By IDA

 - June 13, 2022

IDA Technical Paper on implementing Article 27 of the CRPD

If placing individuals with disabilities into jobs does not create sustainable inclusive employment, what else should be done?

Picture of the Cover of the report. We can see a diverse group of people including men and women working together over a table. There is the logo of Inclusive Futures

Over the past few decades, several international conventions have enshrined the right to work for persons with disabilities. Most recently, the UN Convention on the Rights of Persons with Disabilities (CRPD) under Article 27 explicitly lays down this right. However, despite significant focus and attention to inclusive employment, persons with disabilities continue to be disproportionately excluded from the labor market.  Several approaches have been adopted to support persons with disabilities in accessing the formal labor market and waged employment. However, they have looked at employment of persons with disabilities through a narrow lens of placing people into jobs, without securing preconditions for inclusive employment such as inclusive workplace culture, provision of reasonable accommodation, and accessible transportation to work.

It was against this background that in 2018 the Inclusion Works program with 11 partner organisations, under the Inclusive Futures initiative was launched. This three-year program adopted a system strengthening approach that brings together the different parts of the labor market to collaborate more effectively in the longer term.

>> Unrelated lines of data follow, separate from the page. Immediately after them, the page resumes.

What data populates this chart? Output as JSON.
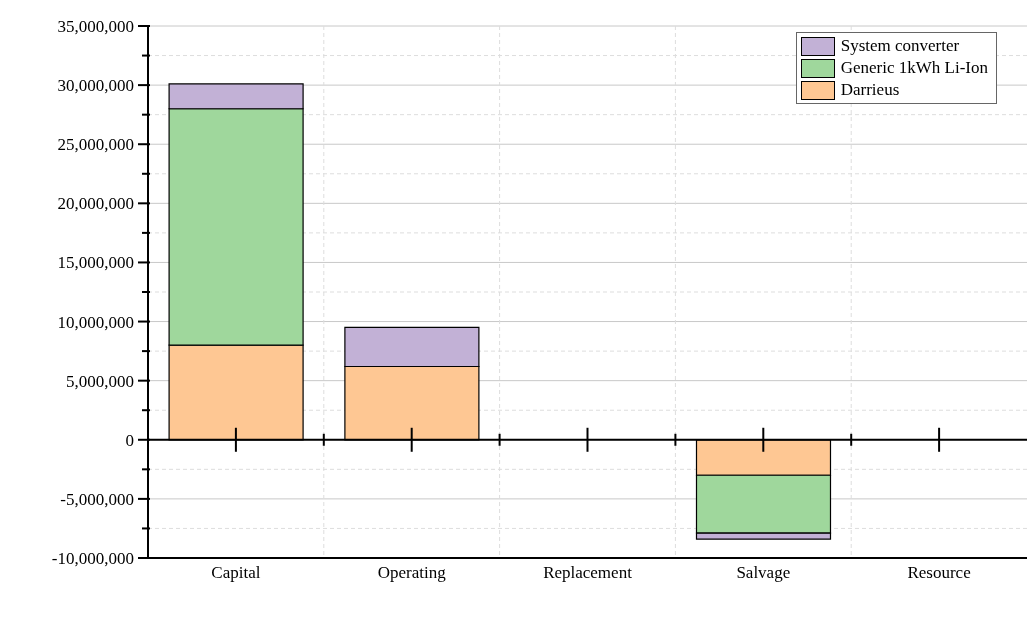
{
  "chart_data": {
    "type": "bar",
    "stacked": true,
    "categories": [
      "Capital",
      "Operating",
      "Replacement",
      "Salvage",
      "Resource"
    ],
    "series": [
      {
        "name": "Darrieus",
        "color": "#fec793",
        "values": [
          8000000,
          6200000,
          0,
          -3000000,
          0
        ]
      },
      {
        "name": "Generic 1kWh Li-Ion",
        "color": "#9fd79c",
        "values": [
          20000000,
          0,
          0,
          -4900000,
          0
        ]
      },
      {
        "name": "System converter",
        "color": "#c2b1d6",
        "values": [
          2100000,
          3300000,
          0,
          -500000,
          0
        ]
      }
    ],
    "ylim": [
      -10000000,
      35000000
    ],
    "yticks": [
      {
        "value": -10000000,
        "label": "-10,000,000"
      },
      {
        "value": -7500000,
        "label": null
      },
      {
        "value": -5000000,
        "label": "-5,000,000"
      },
      {
        "value": -2500000,
        "label": null
      },
      {
        "value": 0,
        "label": "0"
      },
      {
        "value": 2500000,
        "label": null
      },
      {
        "value": 5000000,
        "label": "5,000,000"
      },
      {
        "value": 7500000,
        "label": null
      },
      {
        "value": 10000000,
        "label": "10,000,000"
      },
      {
        "value": 12500000,
        "label": null
      },
      {
        "value": 15000000,
        "label": "15,000,000"
      },
      {
        "value": 17500000,
        "label": null
      },
      {
        "value": 20000000,
        "label": "20,000,000"
      },
      {
        "value": 22500000,
        "label": null
      },
      {
        "value": 25000000,
        "label": "25,000,000"
      },
      {
        "value": 27500000,
        "label": null
      },
      {
        "value": 30000000,
        "label": "30,000,000"
      },
      {
        "value": 32500000,
        "label": null
      },
      {
        "value": 35000000,
        "label": "35,000,000"
      }
    ],
    "grid": true,
    "legend": "top right"
  }
}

As a partner of this consortium, the role of the International Disability Alliance (IDA) was to frame practices in line with the standards set by the CRPD. This paper emerged from the need to formulate an understanding of CRPD-based inclusive employment and to answer the question, “How can persons with disabilities be included in/access formal waged employment in line with the UN Convention on the Rights of Persons with Disabilities (CRPD)? This paper is informed by the experiences of IDA and the OPD Engagement Officers in the Inclusion Works program, and also draws from the extensive range of primary and secondary data generated within the Inclusive Futures initiative, including from focus group discussions with organizations of persons with disabilities (OPDs) in Bangladesh, Kenya, Uganda and Nigeria, as well as key informant interviews conducted with Inclusion Works partners. In addition, the report and the recommendations were enriched by the case studies of the IDA Article 27 fellows and the Learning and Exchange Workshop on Access to Employment and Inclusive Programming in May 2022 in Nairobi, Kenya, jointly organized by IDA, Inclusive Futures consortium, the African Disability Forum and United Disabled Persons of Kenya.

The paper concludes that there is an urgent need to move the needle on inclusive employment from merely placing people into jobs to true inclusion. This will require system-level changes across all aspects of the labor market: laws and policies, skill building, recruitments, investing in an accessible workplace, creating support services that are critical for persons with disabilities to access the labor market, disability inclusion among employers, and more. Most importantly, it will require greater understanding of non-discrimination and unpacking of reasonable accommodation to address the requirements of a diversity of disability groups; and building strong relations between OPDs and employers and employer organisations. In particular, the paper emphasizes the critical role that OPDs can and must play across all levels programmes and policies on inclusive employment, without having their space limited only to being consulted for outreach to jobseekers with disabilities, and advocacy and communication interventions.